Ekşisözlük’ten size yönelik bir soru okudum: “Hani bir insan yeni kitabı çıktığında heyecanla eline alıp, sayfalarını koklar, ışıl ışıl gözleri elindeki kitaba bakar ya. Bu artık uzun zamandır Enis Batur’a oluyor mudur acaba? Bunu en son hangi kitabı için yapmıştır ya da yayınevlerine koyacak yer yok göndermeyin artık diyor mudur?”
Hiçbir şey değişmedi. Birinci kitapta neyse, iki yüz küsuruncuda da o.Ellerim titreyerek “Niye gelmedi, niye gelmedi?” oluyorum her seferinde. Ankara’da Mehmet Can Doğan Çolpan Yayınları’nı yönetiyor. Orada yeni bir diziye başlıyor. El yazısıyla şiir kitapları. İlk kitap da benimkisi. Kesik Uçlular koydum adını. Çünkü ben kesik uçlu dolmakalemle yazıyorum. Bugün yarın gelecek. Dolayısıyla niye hala gelmedi duygusundayım. Bugün yayınevine girer girmez sordum, “Ankara’dan bir kitap gelecekti, geldi mi?” diye. Hiçbir şey değişmedi.
Futbola gelmek istiyorum. Galatasaray fanatiği diyebilir miyiz sizin için?
Kısmen.
“Futbol beni ağırlıklarımdan hafifleten bir tutku oldu”

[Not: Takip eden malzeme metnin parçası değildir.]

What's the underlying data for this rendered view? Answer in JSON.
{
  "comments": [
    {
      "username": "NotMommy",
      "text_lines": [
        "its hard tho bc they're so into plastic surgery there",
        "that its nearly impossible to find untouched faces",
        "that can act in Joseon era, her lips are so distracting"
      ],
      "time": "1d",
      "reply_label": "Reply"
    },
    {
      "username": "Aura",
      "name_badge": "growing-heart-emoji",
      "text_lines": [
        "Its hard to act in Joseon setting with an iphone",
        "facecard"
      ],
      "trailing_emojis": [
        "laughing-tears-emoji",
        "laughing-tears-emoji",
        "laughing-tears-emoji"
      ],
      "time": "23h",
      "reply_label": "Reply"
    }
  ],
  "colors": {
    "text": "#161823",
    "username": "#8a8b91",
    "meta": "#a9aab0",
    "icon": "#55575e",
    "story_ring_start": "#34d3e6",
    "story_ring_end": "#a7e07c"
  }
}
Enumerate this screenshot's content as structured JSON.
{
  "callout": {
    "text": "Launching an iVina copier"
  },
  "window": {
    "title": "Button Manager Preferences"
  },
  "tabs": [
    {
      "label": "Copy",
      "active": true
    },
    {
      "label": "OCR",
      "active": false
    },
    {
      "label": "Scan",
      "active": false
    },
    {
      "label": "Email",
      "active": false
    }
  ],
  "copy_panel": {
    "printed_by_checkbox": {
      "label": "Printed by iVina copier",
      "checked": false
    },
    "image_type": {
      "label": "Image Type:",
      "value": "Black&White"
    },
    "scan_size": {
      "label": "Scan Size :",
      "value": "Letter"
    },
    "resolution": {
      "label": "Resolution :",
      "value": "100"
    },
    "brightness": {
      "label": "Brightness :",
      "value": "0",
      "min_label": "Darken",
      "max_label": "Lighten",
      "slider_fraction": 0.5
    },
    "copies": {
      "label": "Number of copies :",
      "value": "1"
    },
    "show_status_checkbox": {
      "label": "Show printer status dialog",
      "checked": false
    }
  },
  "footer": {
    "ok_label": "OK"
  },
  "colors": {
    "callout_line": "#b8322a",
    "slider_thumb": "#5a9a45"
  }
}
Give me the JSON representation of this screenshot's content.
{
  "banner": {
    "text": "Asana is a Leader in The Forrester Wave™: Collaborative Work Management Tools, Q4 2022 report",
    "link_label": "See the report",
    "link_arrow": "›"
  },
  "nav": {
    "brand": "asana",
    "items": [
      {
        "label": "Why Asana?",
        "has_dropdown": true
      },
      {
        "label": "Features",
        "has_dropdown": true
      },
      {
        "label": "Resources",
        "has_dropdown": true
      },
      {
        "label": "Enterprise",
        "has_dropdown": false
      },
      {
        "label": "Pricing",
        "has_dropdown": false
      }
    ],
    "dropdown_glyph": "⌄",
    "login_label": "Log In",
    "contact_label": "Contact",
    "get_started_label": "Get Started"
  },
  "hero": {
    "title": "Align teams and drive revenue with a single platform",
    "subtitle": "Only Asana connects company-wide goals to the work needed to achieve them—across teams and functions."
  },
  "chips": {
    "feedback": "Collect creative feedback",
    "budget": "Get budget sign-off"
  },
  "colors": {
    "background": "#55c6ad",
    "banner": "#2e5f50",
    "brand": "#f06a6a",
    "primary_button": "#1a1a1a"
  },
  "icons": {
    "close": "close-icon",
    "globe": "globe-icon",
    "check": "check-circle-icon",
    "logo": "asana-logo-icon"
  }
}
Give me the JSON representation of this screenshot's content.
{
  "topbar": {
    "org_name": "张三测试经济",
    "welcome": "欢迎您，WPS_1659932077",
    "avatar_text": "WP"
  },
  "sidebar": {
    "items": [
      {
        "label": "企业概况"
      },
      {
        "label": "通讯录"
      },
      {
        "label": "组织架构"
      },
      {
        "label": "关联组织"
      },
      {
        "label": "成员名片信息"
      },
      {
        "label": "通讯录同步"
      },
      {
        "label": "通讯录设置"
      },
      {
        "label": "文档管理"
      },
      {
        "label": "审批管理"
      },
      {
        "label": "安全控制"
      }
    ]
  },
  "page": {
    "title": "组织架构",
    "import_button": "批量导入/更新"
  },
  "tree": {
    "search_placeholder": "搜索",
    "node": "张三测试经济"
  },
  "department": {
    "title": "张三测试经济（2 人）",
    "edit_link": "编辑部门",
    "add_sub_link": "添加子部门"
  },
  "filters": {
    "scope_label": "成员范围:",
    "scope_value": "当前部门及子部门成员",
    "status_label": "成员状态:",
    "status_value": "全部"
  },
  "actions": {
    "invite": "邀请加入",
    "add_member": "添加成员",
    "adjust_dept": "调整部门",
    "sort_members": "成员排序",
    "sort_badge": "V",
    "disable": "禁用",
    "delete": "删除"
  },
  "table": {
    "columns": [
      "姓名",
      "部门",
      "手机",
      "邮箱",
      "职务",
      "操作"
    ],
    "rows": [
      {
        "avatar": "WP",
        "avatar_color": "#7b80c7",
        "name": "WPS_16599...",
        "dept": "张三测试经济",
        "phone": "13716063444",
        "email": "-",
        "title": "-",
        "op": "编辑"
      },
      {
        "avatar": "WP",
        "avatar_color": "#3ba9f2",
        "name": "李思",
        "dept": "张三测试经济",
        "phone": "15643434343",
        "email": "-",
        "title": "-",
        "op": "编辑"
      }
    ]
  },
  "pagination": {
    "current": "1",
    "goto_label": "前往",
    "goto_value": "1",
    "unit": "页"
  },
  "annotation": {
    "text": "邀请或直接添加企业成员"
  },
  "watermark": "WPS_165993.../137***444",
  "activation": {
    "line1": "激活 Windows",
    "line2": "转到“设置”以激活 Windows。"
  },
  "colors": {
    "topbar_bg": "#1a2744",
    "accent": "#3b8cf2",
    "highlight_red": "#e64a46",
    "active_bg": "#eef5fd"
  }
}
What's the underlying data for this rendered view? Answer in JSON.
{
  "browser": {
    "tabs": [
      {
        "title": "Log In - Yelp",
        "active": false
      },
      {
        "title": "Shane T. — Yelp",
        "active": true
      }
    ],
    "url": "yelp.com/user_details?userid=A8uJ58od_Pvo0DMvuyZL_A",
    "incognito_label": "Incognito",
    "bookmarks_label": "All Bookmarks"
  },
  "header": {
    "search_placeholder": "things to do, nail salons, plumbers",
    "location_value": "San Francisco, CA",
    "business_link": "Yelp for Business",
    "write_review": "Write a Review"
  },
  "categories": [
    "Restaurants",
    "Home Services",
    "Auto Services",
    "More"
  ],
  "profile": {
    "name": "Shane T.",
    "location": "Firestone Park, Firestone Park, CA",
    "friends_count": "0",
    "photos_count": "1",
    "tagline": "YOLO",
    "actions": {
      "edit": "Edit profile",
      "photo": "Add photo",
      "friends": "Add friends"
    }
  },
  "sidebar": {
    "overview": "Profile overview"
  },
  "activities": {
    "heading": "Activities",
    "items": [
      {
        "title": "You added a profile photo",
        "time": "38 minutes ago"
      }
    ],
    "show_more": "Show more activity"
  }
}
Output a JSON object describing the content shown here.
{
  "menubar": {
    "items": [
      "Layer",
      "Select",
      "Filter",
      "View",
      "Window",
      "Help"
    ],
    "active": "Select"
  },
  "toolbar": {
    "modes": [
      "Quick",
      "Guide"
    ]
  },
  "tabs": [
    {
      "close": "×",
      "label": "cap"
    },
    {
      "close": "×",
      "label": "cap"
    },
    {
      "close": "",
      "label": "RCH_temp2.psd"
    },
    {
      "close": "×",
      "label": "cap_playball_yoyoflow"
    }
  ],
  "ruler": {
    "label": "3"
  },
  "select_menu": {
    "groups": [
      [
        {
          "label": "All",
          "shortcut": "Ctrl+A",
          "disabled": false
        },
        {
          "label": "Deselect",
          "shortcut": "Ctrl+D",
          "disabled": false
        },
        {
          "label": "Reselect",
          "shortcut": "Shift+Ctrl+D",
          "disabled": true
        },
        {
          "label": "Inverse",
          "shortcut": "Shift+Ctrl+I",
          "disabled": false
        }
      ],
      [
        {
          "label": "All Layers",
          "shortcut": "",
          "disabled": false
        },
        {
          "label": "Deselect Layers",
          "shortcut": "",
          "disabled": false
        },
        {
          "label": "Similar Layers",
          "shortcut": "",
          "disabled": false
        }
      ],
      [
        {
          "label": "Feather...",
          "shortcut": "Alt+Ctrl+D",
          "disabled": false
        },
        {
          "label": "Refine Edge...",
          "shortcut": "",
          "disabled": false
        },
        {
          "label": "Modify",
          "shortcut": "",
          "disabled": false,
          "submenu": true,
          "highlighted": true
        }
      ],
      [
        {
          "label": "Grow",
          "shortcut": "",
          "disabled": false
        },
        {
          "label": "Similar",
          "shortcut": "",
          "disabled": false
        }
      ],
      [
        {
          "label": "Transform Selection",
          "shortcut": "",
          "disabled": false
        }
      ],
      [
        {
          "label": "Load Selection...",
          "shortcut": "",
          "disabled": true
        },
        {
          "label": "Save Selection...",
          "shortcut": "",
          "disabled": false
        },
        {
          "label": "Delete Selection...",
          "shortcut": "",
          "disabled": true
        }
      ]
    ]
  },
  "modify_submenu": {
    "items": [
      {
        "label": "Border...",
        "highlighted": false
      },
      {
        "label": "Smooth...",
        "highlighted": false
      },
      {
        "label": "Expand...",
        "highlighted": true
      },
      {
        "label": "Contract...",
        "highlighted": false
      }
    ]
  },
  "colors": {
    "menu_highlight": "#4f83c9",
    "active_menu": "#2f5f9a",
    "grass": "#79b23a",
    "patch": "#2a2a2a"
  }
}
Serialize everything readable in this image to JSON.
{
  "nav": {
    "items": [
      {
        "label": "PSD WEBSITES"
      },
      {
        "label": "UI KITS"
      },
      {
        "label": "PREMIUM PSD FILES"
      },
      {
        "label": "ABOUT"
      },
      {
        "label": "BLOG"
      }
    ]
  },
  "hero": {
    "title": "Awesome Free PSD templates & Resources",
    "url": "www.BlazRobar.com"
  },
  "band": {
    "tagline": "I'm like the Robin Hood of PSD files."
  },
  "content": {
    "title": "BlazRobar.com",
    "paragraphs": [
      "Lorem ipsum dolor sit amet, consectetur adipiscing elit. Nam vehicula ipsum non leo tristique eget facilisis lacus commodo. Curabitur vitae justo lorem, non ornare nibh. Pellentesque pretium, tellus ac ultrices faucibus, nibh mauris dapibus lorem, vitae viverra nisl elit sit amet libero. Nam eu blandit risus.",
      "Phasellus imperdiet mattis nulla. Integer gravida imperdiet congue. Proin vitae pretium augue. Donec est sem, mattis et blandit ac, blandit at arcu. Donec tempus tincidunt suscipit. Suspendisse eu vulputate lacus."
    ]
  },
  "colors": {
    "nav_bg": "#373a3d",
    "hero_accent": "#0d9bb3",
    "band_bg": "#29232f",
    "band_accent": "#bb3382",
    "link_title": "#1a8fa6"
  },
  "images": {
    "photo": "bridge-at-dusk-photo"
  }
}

Futbol da bir şiir mi sizin için?
Futbolun bir matematik tarafı var; cebir, geometri tarafı… Tıpkı şiirin de olduğu gibi. Ama bu biraz zorlama bir bakış belki. Futbol beni ağırlıklarımdan hafifleten bir tutku oldu. Çocukluğumdan başlayan... Babam ağır Fenerbahçeliydi, hastasıydı. Ama bana bulaştıramadı. Büyük olasılıkla Metin Oktay döneminde herhalde Galatasaraylı oldum ben. Ve hep öyle kaldım. Hafif fanatiğimdir. Ama şöyle fanatiğimdir. Takım kötü oynadığında kaybetsin isterim. Mesela dün kupadan elendi, çok iyi oldu dedim. Kültür dünyasında benim kadar maç seyreden az insan vardır. Bütün Premier Lig maçlarını seyrediyorum. Eskiden daha da fazlasını seyrediyordum. Şimdi bir parça azalttım ama yani yine de yılda en az 150-200 maç seyrediyorum.
Yeniden başladığımız yere ve ödüle dönersek… Ödül duyurusunda Pen Başkanı Zeynep Oral, “Enis Batur’un bu yıl bize sunacağı 2024 Şiir Manifestosu’nu merakla bekliyoruz” diyor.
Yazdım. Ve hemen gönderdim. Onu sunacaklar büyük bir ihtimalle. Bir de bir tören olacağını öğrendim ve canım sıkıldı. Çünkü törenlerden hep kaçarım. Bir sürü şiir ödülü yurt dışında olduğum zamana geldiği için hiçbirine katılmadım. Behçet Necatigil, Altın Portakal vs. ödülleri sırasında yurt dışındaydım. Bu sefer burada olduğum için yakalandım. Bir tören olacak.